After theological training at Edinburgh and Oxford, Jowett assumed the pastorate of the Saint James Congregational Church. His six effective years of ministry brought him to the attention of the Carr's Lane Church in Birmingham, England, on the death of their pastor. For the next fifteen years the church grew and prospered. Their pastor's vision led them to increase their efforts to bring people to Christ. In 1917, the mayor of Birmingham said the church had changed the town with "crime and drunkenness having decreased."
Jowett came to America for the first time in 1909 to address the Northfield Conference founded by D. L. Moody. While in America he preached twice at the Fifth Avenue Presbyterian Church in New York. The church immediately asked him to come as its pastor. Jowett refused, having received a petition, signed by more than 1,400 members of his church in England, begging him to stay. The Fifth Avenue Church called him again, and then a third time. Finally Jowett concluded that this was God's leading for his life. He assumed the pastorate in 1911.

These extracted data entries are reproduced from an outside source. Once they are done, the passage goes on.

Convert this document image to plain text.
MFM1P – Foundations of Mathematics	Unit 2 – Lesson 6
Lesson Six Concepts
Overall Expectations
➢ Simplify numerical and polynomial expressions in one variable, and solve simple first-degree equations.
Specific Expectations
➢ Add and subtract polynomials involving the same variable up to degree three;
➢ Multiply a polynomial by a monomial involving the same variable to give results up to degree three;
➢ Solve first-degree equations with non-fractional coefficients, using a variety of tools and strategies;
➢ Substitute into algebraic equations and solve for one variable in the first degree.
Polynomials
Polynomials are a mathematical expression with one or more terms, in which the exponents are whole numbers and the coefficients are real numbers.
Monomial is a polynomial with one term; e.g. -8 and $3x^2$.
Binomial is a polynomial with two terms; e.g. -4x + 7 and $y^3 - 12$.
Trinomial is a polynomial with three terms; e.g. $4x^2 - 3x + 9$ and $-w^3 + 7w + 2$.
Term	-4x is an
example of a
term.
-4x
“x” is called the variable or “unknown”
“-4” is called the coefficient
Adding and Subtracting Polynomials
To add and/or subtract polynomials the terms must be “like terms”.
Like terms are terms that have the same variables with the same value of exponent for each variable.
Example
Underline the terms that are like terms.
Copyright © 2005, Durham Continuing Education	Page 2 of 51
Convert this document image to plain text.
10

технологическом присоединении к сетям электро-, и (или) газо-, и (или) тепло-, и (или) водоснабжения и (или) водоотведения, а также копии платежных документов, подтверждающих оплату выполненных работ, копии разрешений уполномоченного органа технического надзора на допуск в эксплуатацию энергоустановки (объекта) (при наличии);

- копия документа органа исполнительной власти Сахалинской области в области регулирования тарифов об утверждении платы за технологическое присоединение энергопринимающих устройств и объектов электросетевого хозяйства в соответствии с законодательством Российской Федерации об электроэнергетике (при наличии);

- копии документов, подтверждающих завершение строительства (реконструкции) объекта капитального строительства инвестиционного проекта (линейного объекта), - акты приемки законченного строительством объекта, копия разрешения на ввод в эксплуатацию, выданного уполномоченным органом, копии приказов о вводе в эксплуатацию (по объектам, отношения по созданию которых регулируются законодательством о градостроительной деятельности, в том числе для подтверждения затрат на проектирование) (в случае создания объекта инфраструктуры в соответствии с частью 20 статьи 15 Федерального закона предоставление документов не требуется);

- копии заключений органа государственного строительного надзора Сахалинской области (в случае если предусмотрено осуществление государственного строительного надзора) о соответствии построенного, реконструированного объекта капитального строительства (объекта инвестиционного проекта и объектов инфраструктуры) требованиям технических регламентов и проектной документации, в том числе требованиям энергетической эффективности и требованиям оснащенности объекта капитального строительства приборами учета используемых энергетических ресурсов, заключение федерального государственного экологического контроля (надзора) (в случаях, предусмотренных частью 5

Although his preaching style was not dynamic (he read all of his sermons), the depth of his knowledge, the clarity of his language, and the power of his life commanded respect. Attendance at the church which had dropped to 600 on Sunday morning rose to 1,500. Lines up to half a block long formed, waiting for unclaimed seats. Jowett began preparing his Sunday sermons on Tuesday, following a meticulously detailed schedule.
When G. Campbell Morgan resigned the Westminster Chapel in London in 1917, Dr. Jowett once again crossed the ocean to take a new church. This would be his final pastorate. Declining health forced him to give up preaching in 1922, and his death in 1923 took from the world one of its most gifted and dedicated preachers.